In spite of being in the midst of an industry rife with uncertainty, Bolivar-based Citizens Memorial Healthcare posted 2010 revenues of $248 million, up 26 percent from 2008.
“I think the biggest issue is trying to figure out what health care reform means and how it affects us,” said Donald Babb, the hospital’s CEO and executive director.
The health system’s revenues come from hospital inpatient and outpatient services and reimbursements from managed care plans, patients and Medicare and Medicaid. It also gets funding from its foundation, clinic services, home care services and interest on investments.
According to www.citizensmemorial.com
, CMH’s care network includes a 76-bed hospital in Bolivar, a network of regional clinics, hospice, home care and long-term care facilities.
CMH has about 1,600 employees systemwide, including nearly 80 full-time physicians, says Tamera Heitz-Peek, CMH director of marketing. Recent additions have included an anesthesiologist and an ear, nose and throat doctor who specializes in facial plastic surgery.
“We are always looking for primary care physicians and are looking to expand all the physician areas,” Babb adds. “As an organization, we are here to take care of patients – period – and (with) the best quality that we can do it in.”
Looking for different – and better – ways to serve Bolivar-area patients is nothing new to CMH. In 2008, the hospital opened its Carrie J. Babb Cancer Center to help address an increasing need for breast cancer care.
And in March, CMH announced its partnership with Google Health to give patients better access to their personal health records. At the time, CMH was the first rural hospital to team up with Google Health.

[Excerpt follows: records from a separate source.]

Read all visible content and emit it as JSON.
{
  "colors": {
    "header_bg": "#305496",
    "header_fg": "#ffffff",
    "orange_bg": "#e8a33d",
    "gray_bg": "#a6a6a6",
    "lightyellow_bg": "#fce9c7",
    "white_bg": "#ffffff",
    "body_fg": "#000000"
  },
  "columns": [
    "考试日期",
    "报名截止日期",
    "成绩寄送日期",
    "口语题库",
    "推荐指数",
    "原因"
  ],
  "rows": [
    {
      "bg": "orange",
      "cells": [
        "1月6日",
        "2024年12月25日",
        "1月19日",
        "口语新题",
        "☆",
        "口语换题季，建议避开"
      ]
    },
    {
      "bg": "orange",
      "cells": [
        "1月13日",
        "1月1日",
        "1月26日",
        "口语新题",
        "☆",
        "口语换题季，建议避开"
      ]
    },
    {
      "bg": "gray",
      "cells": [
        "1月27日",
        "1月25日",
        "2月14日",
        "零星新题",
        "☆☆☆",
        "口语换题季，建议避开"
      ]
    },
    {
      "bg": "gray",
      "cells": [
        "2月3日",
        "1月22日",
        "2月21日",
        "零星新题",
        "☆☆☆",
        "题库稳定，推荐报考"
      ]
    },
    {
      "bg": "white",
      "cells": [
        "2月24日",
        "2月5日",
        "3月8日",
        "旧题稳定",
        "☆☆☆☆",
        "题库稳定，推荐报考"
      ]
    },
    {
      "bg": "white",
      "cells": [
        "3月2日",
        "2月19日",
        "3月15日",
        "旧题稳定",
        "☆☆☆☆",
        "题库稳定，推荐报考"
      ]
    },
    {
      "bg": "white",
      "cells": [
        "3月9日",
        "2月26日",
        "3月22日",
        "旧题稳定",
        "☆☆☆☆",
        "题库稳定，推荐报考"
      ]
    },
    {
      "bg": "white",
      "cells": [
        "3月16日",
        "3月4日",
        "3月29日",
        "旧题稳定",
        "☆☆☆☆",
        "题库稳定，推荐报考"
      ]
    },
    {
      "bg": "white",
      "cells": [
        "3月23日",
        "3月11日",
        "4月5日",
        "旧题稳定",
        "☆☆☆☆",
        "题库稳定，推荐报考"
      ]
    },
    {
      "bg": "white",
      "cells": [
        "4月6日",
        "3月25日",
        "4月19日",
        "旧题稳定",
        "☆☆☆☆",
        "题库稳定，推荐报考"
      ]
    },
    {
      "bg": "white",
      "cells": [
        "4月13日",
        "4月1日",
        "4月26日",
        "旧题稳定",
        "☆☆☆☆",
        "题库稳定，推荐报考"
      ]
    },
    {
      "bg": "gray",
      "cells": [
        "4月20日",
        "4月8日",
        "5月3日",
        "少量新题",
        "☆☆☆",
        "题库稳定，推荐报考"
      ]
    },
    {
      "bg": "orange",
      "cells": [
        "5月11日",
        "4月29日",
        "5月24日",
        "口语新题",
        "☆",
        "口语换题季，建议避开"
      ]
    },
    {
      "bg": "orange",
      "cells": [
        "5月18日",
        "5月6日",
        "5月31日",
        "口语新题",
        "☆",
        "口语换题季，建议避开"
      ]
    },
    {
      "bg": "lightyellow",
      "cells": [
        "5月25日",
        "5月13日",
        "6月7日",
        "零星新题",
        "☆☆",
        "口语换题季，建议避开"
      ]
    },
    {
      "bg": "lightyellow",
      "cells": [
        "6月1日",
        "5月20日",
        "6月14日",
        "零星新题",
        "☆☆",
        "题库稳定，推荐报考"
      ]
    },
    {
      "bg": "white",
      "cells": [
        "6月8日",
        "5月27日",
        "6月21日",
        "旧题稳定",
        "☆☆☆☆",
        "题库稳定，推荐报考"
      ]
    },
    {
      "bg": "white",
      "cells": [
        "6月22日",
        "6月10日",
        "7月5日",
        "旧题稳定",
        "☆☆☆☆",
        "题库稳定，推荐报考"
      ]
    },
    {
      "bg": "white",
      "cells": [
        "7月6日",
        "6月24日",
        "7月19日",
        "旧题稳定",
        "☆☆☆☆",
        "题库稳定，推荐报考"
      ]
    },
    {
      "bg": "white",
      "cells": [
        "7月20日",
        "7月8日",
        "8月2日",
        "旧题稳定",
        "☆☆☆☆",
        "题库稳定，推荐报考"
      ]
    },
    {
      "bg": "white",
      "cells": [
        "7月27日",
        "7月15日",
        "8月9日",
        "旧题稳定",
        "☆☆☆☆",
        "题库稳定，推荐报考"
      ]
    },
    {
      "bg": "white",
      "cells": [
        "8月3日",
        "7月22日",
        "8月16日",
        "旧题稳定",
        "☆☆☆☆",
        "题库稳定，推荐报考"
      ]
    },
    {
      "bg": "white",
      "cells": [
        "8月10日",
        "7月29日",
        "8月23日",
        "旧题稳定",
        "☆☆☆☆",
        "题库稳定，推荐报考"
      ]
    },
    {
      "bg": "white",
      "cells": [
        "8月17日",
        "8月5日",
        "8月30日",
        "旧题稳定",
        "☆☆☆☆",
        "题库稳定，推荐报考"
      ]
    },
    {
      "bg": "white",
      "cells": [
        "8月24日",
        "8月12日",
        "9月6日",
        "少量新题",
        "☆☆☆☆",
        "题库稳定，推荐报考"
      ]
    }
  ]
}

Even with its recent growth, however, the system isn’t planning to rest on its laurels.
“We have plans to add about 50,000 square feet to our surgical center,” Babb says. “Then, we have a new clinic that we are building in Stockton – going from a 5,000-square foot building to a 16,000-square foot building.”

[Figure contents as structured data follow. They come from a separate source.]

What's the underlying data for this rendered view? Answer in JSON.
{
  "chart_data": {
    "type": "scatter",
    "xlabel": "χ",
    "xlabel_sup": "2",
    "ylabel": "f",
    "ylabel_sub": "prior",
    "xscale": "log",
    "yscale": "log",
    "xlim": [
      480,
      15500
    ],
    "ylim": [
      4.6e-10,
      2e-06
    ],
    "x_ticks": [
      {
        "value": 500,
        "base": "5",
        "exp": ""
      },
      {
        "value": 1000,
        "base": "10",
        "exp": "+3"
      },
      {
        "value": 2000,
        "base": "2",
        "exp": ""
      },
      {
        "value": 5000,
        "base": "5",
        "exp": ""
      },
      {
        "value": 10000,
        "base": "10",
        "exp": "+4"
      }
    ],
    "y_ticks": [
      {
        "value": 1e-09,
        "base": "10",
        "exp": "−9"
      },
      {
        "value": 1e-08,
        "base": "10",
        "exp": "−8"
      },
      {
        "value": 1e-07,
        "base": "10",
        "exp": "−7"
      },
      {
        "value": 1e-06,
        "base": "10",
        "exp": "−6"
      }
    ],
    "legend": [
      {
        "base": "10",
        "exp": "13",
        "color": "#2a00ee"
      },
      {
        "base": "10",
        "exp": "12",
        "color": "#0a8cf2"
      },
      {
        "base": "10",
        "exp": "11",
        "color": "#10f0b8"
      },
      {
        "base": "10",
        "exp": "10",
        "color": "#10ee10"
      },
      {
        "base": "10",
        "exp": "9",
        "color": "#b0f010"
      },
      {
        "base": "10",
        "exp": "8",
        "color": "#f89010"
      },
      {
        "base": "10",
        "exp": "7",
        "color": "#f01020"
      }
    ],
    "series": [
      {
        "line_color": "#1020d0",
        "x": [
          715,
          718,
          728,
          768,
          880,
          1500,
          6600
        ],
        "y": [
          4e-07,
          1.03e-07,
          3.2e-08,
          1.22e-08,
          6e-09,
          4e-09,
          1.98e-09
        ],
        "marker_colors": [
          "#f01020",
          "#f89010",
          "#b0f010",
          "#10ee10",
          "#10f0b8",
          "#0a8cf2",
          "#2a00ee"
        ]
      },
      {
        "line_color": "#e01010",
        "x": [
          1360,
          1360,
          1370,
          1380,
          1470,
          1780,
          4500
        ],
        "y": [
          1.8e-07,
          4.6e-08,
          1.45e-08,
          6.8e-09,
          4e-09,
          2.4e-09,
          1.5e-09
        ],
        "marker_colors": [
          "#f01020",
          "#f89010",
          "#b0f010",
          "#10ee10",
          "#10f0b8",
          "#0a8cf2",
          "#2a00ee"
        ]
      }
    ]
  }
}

CMH also is still pursuing its goal of opening a standalone mental health center, which might not happen for another couple of years.
“The biggest issue with that is just recruiting psychiatrists,” he says. “We have two that we are working with now and are going through credentialing. Hopefully, we will have that piece completed in the next 60 days.”
CMH, established in 1982, has grown its service area so that it serves a population of about 100,000, Babb says, but its community impact stretches beyond hands-on delivery of health care. It also has welcomed notable guests – actress/comedienne Vicki Lawrence in 2009 and NASCAR driver Kyle Petty in 2010 – to its Burgundy Ball fundraiser, which increases awareness of cancer and raises money to help patients in need.
In February, Lt. Gov. Peter Kinder presented the Senior Service Award to Jim Friend, a CMH hospice volunteer, in recognition of his 450 hours of donated time and more than 12,000 miles driven to see patients.
Still, CMH is staying true to its goal of providing quality care for patients of all ages, and its efforts have garnered industry attention.
In November, CMH received the Missouri Quality Award, in recognition of quality leadership and best practices, from the Excellence in Missouri Foundation. CMH is one of six organizations to receive the honor.